We had one television set. It was black and white. There was no remote. You had to get up and turn a knob to raise and lower the volume, get up and turn a different knob to change the channel, of which there were four: channel 5 (CBS), 6 (ABC), 12 (NBC), and 56 (UHF). If the picture was fuzzy, you moved the rabbit-ears antenna on top of the set (or the round antenna to better catch the UHF signal).

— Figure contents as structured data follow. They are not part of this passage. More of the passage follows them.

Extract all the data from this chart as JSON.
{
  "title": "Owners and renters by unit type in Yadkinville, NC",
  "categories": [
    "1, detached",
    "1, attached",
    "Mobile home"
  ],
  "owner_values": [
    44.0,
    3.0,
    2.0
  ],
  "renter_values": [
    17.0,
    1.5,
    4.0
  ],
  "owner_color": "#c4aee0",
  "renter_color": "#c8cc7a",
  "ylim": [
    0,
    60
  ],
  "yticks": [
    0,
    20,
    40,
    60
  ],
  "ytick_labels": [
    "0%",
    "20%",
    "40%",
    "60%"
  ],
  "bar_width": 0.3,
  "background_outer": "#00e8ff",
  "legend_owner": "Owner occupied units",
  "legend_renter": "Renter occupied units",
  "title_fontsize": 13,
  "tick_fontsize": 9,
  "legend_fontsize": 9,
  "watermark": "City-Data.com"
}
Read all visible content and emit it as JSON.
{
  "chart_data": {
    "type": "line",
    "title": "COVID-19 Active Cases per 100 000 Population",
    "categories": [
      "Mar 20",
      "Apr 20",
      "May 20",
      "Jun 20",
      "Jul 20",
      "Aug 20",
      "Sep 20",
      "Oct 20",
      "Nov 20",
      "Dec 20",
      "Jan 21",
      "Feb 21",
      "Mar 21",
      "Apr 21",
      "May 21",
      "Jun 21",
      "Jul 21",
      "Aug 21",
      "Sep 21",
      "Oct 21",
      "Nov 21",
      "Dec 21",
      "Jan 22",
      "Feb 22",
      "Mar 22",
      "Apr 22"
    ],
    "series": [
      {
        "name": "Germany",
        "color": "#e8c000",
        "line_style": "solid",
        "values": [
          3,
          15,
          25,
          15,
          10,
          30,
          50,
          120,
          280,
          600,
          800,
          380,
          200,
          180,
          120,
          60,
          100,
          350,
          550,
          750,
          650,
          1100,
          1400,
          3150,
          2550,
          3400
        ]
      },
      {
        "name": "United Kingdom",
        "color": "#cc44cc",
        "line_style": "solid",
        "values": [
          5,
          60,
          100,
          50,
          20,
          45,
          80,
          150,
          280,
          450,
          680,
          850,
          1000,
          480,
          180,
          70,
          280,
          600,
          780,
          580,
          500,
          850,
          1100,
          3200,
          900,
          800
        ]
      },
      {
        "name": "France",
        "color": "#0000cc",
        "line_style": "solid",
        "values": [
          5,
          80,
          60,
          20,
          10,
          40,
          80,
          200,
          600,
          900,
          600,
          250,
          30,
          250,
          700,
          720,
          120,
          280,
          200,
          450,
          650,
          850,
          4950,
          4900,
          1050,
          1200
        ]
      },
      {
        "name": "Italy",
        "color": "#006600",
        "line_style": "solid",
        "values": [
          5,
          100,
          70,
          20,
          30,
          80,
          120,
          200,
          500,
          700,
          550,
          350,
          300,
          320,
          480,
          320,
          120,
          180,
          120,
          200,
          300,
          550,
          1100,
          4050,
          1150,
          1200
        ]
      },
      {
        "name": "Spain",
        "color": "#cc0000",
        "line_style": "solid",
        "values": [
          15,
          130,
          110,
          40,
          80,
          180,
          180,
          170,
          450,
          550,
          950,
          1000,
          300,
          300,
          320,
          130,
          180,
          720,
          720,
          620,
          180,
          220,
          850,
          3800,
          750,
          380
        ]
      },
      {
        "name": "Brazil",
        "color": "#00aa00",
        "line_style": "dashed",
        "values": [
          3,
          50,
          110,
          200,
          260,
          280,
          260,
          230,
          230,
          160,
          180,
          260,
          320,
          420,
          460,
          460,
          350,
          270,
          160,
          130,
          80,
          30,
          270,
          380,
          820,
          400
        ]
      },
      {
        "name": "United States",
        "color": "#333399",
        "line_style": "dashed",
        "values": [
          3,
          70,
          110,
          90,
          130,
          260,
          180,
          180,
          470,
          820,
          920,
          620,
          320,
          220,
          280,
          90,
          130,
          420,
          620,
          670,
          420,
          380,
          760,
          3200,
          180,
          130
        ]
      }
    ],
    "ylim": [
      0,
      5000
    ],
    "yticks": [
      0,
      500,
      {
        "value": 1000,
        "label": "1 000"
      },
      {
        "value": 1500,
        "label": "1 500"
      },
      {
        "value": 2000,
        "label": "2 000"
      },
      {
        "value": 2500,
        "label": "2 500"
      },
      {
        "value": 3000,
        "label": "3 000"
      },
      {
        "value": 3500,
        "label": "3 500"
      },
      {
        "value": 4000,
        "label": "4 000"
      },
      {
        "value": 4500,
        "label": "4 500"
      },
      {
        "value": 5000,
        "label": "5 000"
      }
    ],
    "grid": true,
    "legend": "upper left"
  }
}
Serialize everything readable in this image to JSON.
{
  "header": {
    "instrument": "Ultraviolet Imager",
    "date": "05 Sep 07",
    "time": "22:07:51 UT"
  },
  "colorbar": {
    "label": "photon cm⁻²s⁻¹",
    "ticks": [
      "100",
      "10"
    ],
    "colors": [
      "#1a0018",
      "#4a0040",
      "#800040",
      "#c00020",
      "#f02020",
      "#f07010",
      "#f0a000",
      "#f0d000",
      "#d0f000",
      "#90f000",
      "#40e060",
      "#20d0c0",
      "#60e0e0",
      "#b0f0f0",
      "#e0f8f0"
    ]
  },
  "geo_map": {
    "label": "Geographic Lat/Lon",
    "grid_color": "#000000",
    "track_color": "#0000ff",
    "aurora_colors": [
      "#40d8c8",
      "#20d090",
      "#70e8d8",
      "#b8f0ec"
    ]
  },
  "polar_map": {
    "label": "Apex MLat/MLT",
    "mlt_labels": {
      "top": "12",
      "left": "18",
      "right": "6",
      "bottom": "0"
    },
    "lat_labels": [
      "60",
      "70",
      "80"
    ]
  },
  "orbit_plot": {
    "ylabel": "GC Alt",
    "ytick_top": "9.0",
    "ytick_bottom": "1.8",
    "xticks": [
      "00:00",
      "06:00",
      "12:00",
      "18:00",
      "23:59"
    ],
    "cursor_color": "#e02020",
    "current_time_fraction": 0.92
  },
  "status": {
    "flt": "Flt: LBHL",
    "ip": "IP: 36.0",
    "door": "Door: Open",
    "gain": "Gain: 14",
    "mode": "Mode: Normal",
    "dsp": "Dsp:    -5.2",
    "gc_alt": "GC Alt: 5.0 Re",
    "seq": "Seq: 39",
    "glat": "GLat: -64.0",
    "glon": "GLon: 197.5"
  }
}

It sat in the corner of the little dining room in our house on Main Street. If you got lucky and stayed home from school sick, you could watch tv all day. Mornings, after The Today Show and maybe I Love Lucy, it was all game shows: Concentration, Truth or Consequences, Password, the Match Game, The Price Is Right. By noon you were bored. Afternoon was worse. The soap operas started: As the World Turns, The Secret Storm, Love of Life, The Guiding Light, Search for Tomorrow, The Edge of Night. You almost wished you had gone to school. Because there was only one tv, there were control issues. My brother and I were forced to watch Lawrence Welk and Ed Sullivan. (There he was again, the talking mouse Toppo Giggio). My dad liked the Red Skelton Show, I think because Red was a reformed alcoholic who concluded every show saying “God Bless.” Not God bless you or God Bless America, it was a larger, more generous, all encompassing “bless” with no direct object.
Occasionally, when the signal was interrupted, a test pattern showed on the tv screen, with the message PLEASE STAND BY. In a few minutes programming was restored.
For a week or so, in the fall of 1962 tv shows were regularly interrupted by somber-looking white men (it was always and only white men back in those days) who held forth in reports and press conferences. And then we went back to our regularly scheduled program. There was drama in the world (and on tv–The Secret Storm, Search for Tomorrow, The Edge of Night). What our parents didn’t say was: “Boys, you might miss Gilligan’s Island tonight because of nuclear annihilation.” They didn’t let on that anything was up.